Entonces mi vida empieza a cambiar. Los pescadores son hombres tristes, pero buena gente. Hay uno que viene de faenar por las costas africanas. El barcos se llama Robinson y el tipo, Manuel. Parece uno de
esos hombres con la mirada fija, como escrutando las piedras o el vaivén de las olas. Me mira con detenimiento. Hace un minucioso estudio de mis rasgos y me tiende su mano dura, grande, recia. Me lleva a
una casa con un patio andaluz, con las paredes de cal blanca, con muchos geranios, y algunos rosales, y una vieja de riguroso luto al lado de un pozo, hablando sola y suspirando la melancolía de los
recuerdos de hace cuarenta años. Manuel interrumpe la nostalgia.

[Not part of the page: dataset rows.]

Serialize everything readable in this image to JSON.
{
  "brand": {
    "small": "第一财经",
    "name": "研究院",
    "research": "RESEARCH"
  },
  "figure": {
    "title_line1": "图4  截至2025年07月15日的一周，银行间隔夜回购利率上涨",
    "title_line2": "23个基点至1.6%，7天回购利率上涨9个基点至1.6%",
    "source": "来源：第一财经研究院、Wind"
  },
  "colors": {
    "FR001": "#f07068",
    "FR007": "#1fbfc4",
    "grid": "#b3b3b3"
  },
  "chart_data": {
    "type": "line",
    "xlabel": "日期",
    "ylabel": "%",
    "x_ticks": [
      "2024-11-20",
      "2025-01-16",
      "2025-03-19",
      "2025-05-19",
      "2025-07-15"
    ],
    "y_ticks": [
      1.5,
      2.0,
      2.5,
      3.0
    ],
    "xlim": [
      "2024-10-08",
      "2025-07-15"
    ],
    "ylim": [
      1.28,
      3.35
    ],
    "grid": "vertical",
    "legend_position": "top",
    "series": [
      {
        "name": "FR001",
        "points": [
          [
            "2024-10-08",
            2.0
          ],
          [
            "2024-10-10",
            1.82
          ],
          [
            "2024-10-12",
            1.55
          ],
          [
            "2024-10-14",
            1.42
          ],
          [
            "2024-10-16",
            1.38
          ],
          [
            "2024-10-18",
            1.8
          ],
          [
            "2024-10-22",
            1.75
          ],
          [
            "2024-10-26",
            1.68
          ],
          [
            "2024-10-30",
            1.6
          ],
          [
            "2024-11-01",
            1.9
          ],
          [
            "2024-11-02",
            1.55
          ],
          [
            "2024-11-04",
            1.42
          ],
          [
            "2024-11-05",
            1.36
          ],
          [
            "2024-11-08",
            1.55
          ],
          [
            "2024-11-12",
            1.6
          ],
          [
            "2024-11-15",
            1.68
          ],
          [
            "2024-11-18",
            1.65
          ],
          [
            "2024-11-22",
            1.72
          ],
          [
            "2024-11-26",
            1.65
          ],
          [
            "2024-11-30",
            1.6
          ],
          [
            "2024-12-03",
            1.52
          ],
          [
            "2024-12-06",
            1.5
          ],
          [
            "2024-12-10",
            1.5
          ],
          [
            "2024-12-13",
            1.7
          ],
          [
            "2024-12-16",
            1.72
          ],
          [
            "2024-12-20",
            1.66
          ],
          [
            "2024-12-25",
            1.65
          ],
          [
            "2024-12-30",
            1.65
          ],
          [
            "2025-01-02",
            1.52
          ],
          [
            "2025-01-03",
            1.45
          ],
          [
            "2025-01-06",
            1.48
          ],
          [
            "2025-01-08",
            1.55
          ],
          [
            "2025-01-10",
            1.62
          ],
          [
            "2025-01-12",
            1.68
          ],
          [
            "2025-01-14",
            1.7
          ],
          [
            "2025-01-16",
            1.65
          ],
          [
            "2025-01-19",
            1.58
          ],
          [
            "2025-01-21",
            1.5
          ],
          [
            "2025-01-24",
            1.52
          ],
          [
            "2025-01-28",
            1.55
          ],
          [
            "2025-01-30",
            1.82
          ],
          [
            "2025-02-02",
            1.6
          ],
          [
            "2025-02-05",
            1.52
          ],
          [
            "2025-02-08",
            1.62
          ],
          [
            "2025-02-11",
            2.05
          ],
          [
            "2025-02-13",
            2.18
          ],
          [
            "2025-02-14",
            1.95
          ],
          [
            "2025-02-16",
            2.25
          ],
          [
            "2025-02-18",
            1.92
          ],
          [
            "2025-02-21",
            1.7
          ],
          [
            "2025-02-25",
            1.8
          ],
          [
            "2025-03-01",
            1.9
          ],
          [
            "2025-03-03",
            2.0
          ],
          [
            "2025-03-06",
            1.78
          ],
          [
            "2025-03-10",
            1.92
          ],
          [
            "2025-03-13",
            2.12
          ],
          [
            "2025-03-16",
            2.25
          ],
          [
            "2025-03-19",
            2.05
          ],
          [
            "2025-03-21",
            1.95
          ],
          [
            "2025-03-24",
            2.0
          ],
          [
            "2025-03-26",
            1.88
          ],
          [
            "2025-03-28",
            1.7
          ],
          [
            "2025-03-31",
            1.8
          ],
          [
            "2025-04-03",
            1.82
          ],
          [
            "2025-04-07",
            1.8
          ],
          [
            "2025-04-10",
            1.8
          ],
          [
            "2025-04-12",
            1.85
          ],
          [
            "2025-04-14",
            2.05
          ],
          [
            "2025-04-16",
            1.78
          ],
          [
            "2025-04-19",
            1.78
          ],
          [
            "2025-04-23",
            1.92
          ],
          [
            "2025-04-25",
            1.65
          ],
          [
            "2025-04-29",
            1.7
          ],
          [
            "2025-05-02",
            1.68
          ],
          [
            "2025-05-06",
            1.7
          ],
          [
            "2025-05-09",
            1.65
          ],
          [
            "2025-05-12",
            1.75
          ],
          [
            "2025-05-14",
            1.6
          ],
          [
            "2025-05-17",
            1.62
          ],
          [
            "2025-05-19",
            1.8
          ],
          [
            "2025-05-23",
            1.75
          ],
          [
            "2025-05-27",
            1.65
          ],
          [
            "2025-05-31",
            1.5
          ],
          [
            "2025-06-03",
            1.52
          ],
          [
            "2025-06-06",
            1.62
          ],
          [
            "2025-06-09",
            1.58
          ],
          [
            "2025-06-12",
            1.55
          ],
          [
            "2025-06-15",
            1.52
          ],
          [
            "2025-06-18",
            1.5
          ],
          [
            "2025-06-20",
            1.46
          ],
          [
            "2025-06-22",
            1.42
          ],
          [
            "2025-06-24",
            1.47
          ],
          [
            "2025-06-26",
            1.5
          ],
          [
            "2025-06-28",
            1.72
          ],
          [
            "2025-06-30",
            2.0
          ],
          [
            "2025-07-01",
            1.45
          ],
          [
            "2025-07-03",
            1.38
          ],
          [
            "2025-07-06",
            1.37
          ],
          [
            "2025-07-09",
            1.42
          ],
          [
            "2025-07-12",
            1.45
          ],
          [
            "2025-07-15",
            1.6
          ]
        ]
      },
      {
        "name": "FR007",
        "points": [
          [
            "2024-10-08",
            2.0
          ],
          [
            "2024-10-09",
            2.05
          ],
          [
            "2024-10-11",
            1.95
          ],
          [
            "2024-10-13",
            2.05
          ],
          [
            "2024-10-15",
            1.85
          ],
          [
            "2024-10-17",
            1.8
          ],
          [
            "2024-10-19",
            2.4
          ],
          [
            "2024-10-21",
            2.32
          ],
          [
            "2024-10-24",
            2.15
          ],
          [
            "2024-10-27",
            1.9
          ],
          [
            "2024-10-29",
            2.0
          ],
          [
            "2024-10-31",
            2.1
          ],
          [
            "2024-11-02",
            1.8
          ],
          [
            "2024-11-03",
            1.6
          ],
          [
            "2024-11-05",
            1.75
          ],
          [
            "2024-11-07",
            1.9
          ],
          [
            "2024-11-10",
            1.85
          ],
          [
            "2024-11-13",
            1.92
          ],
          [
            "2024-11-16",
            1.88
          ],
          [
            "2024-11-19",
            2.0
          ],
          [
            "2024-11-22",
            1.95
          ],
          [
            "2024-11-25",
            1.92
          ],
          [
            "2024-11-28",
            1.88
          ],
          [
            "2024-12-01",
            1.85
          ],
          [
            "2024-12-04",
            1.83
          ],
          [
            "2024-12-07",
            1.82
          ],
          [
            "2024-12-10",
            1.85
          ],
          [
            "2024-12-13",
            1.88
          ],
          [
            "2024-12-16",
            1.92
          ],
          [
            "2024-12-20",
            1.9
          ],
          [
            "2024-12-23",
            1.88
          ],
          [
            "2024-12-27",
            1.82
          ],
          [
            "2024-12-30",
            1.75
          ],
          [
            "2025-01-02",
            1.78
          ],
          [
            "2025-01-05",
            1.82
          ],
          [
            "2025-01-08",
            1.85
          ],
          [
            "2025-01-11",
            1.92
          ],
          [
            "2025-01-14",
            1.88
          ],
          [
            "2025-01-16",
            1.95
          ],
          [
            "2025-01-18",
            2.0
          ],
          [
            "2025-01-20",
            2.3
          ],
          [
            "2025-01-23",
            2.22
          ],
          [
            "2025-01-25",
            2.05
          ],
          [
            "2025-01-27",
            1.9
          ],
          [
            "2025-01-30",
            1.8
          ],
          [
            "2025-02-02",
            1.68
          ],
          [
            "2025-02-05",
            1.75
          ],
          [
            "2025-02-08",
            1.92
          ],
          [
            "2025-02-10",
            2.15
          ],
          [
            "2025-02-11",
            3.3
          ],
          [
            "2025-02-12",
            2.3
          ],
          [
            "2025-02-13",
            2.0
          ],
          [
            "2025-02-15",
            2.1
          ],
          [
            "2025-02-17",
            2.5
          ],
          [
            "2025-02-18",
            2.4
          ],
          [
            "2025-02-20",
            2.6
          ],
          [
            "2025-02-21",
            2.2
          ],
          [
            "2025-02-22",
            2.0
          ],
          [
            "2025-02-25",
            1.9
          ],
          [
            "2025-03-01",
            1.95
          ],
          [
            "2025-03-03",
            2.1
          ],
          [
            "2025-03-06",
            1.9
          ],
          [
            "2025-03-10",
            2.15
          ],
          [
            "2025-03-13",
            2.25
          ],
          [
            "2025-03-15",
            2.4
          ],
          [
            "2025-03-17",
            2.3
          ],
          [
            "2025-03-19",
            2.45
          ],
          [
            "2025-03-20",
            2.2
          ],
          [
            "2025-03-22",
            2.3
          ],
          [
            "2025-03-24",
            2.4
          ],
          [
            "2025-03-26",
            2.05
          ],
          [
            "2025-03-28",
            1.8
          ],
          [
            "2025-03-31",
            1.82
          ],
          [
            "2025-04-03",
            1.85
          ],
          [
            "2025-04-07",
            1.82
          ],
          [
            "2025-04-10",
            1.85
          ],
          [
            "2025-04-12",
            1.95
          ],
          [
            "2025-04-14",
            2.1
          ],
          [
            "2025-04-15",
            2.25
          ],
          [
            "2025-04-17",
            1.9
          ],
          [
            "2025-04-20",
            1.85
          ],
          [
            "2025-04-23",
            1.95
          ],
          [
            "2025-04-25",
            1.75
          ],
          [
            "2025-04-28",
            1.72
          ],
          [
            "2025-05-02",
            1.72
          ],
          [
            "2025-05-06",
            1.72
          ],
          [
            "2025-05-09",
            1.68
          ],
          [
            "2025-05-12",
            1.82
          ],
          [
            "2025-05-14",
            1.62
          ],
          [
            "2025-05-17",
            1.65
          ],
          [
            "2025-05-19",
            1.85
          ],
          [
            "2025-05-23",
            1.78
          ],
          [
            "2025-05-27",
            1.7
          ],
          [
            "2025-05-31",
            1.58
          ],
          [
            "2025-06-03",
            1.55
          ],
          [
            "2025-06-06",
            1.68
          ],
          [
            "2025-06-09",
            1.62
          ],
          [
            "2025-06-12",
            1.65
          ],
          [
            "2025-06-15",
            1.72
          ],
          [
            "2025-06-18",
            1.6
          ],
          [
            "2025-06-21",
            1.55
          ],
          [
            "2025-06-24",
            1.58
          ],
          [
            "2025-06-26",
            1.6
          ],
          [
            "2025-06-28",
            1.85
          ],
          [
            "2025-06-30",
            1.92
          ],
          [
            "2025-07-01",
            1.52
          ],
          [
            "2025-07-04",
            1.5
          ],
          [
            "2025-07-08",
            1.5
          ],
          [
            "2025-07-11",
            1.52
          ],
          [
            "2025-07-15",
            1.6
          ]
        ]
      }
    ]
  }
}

-Victoria, el muchacho se queda. Corre a mi cargo.
La vieja asiente con el bastón.
A partir de ahí me veo en una habitación austera y limpia, con cuarto de baño y ventana al océano, con libros de los cuales, apenas podía leer con dificultad algunas palabras, recuerdos de enseñanza de
las putas. Luego, al cabo de un tiempo, leí uno de ellos, el primero que leí, El Conde de Montecristo, de Alejandro Dumas. El pescador se convierte en mi maestro y de lo que a continuación acontece
contarles que aprendí en poco tiempo las nociones básicas de unas cuantas materias de la educación primaria, necesarias para manejarse por la vida, descubrí los placeres del conocimiento y avancé con
resolución en mi deambular por la vida.